GreenBkk.com Aviation | AoT springing for overtime

AoT springing for overtime

Firm to pay B12m to unclog Immigration

Published: 25/02/2011 at 12:00 AM
 
Airports of Thailand Plc (AoT) has earmarked 12 million baht to deal with critically long immigration queues at Suvarnabhumi airport over the next three months.


Long immigration queues at Suvarnabhumi greet passengers, even though a sticker (left) in the terminal promises a 24-minute processing.

The money will be used to pay overtime for immigration officers to ensure that all of the counters are manned from March to May and thus able to cope with an expected further surge in passenger traffic.

An official source said the allocation is a temporary solution that AoT is adopting to deal with the top complaint by passengers passing through the country's gateway.

Since late last year, arriving international passengers have had to queue for as long as one hour and outbound passengers for more than half an hour as their numbers spiked.

Suvarnabhumi now handles up to 180,000 incoming and outgoing passengers a day, compared with only 120,000 previously. Immigration officials, citing limited manpower, budgetary restrictions on overtime work and an outdated computer system, have been unable to speed up processing.

AoT hopes the additional funding will enable the Immigration Bureau to man all 72 outbound and 124 arrival counters.So far, the Immigration Bureau has not commented on how processing could be accelerated and queue times reduced. AoT is stepping in as it has taken all the heat from passengers who are unaware the bureau is a separate government agency over which the company has no control.

The source said the company decided to act as it foresees the problem worsening, especially during the peak Songkran holiday in April, when local airports seem to burst at the seams.
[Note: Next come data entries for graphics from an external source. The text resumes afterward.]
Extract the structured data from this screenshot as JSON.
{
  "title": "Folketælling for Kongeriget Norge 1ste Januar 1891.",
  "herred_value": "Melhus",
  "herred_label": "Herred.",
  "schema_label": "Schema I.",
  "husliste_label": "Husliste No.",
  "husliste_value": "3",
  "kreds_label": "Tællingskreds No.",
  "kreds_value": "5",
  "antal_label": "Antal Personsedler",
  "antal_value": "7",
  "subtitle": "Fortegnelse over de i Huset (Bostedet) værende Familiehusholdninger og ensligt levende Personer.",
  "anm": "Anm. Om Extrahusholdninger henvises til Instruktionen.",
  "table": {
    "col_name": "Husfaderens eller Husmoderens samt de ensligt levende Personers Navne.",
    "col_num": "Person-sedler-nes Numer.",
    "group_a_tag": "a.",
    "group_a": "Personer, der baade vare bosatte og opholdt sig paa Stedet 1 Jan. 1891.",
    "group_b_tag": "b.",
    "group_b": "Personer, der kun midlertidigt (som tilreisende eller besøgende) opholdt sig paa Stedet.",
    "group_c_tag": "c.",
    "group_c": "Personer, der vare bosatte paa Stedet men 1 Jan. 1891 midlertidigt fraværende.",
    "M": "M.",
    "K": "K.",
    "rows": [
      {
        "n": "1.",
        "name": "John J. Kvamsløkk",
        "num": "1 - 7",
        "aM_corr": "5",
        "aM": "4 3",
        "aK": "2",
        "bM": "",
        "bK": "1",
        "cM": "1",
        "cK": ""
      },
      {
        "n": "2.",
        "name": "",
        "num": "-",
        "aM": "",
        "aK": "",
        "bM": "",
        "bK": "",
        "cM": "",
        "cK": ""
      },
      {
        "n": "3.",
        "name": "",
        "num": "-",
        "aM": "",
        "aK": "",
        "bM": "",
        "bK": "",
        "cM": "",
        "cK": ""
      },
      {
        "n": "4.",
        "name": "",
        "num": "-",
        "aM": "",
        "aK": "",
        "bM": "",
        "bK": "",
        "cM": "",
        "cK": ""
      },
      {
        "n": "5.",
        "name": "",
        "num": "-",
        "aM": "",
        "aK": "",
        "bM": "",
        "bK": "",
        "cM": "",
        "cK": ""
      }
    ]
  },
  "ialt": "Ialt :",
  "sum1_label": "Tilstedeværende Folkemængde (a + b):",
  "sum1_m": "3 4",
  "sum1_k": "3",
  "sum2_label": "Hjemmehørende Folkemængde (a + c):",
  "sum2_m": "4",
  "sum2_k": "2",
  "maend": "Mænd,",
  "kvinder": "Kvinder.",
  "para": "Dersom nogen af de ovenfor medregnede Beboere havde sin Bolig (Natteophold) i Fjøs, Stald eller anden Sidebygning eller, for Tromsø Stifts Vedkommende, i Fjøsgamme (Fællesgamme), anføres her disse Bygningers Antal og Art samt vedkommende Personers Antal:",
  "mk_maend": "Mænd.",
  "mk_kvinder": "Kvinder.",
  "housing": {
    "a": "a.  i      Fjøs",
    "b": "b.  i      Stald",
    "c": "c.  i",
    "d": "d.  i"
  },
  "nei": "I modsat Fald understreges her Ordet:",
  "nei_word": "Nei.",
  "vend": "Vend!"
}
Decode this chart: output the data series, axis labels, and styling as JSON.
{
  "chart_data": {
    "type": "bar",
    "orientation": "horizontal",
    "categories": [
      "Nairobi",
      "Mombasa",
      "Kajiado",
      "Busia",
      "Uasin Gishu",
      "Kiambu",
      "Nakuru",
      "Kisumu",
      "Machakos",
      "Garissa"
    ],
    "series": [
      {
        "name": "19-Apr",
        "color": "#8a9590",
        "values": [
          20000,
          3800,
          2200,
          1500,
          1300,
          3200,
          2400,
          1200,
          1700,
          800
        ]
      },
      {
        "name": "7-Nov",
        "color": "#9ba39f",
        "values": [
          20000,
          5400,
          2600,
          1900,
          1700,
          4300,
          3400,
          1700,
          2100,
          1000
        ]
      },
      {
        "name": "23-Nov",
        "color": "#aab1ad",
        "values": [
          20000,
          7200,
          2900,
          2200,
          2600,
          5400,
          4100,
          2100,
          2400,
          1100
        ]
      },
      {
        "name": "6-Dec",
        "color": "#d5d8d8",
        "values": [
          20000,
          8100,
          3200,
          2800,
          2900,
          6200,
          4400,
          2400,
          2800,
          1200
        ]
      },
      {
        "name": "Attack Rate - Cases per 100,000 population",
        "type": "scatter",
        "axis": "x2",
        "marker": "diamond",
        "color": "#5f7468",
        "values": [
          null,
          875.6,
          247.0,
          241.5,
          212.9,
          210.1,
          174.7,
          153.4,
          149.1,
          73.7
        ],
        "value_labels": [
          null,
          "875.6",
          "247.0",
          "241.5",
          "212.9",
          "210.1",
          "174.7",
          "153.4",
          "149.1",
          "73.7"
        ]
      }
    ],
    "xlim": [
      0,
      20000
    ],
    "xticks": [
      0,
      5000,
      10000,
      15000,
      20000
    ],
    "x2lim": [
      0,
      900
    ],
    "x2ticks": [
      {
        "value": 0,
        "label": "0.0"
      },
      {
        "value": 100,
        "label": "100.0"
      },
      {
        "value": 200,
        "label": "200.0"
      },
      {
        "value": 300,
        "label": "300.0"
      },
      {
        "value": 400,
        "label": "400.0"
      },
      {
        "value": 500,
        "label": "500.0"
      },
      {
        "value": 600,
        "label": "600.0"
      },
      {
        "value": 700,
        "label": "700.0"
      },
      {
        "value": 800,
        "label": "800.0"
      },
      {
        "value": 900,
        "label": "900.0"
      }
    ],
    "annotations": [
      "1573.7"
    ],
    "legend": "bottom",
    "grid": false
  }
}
The long immigration queues were a topic at Monday's meeting of the committee tasked with investigating Suvarnabhumi's problems, chaired by Deputy Prime Minister Suthep Thaugsuban.It assigned transport permanent secretary Supoj Saplom to head a group to come up with comprehensive solutions within the next two weeks.

One option is employing retired immigration officers to pre-check passengers' documents before reaching the immigration counters.

Another is for the bureau to use outsourced personnel to help perform the duties, but this has been rejected by the bureau due to bureaucratic constraints.